THE IMPORTANCE OF COMET MODELS IN THE DESIGN OF THE ROSETTA MISSION

This paper discusses the particular system and spacecraft design issues associated with a sample return mission to the relatively unknown environment of a comet. The required characteristics of the design - robustness, adaptability and autonomy - are described in relation to the three major phases in the evolution of our knowledge about the comet properties i.e. before launch, during the comet observation phase and during the landing/on-comet operations. The classification of comet characteristics into observable and non-observable parameters is used to identify the respective responsibilities of the ground control station and the space segment. The requirement for on-board autonomy during the landing and on-comet operations is shown to have a significant impact on the spacecraft design and imposes specific requirements on the comet kinematic, dynamic and surface models. To illustrate, in a practical way, the important relationship between comet models and spacecraft design, the paper presents various technical solutions that were developed to cope with the autonomy requirements. The autonomous control system to stabilise the spacecraft touch-down dynamics is analysed and the autonomous measurement system, required to detect and damp spacecraft motion on the comet surface, is described. In order to operate in the potentially dusty environment of a comet, this measurement system uses only inertial sensors.
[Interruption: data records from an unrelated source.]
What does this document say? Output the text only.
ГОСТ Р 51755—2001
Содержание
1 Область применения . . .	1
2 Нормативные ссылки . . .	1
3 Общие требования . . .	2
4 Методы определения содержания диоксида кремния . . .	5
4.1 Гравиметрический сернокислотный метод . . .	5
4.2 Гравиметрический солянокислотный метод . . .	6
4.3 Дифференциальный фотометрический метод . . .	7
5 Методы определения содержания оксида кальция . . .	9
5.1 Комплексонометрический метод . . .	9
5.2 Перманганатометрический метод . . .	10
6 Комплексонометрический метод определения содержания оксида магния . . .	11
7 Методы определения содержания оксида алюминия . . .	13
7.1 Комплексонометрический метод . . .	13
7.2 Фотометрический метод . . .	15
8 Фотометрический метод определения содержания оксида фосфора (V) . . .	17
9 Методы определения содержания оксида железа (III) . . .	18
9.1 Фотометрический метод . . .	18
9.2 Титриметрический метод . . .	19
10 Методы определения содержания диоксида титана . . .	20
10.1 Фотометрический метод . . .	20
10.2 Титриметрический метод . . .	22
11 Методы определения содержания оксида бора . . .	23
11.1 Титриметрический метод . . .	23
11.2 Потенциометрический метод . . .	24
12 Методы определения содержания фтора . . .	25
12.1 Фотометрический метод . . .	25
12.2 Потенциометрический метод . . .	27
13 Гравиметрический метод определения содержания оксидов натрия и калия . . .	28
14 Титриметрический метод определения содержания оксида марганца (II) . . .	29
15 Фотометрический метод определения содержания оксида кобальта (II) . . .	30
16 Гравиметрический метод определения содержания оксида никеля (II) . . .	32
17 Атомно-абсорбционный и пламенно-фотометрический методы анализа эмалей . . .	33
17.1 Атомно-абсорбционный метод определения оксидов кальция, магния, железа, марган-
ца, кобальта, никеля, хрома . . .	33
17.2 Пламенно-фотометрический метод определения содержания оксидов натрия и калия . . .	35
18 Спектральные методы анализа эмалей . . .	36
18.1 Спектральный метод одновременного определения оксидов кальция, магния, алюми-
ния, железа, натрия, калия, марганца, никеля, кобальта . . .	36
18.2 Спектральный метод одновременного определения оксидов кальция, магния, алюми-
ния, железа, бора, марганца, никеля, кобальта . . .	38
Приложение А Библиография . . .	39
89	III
Numerical results illustrate the performance of this autonomous system as a function of the comet surface characteristics. It is shown that, in some cases, maintaining the spacecraft stability could become very costly in propellant if anchoring does not take place immediately after touch-down. Finally, a method to determine autonomously the three-axis attitude of the spacecraft on the comet, also using inertial sensors and on-board comet models, is analysed. Numerical results show that this method could allow the autonomous pointing of the antenna and the recovery of the Earth communication link when optical sensors are not available.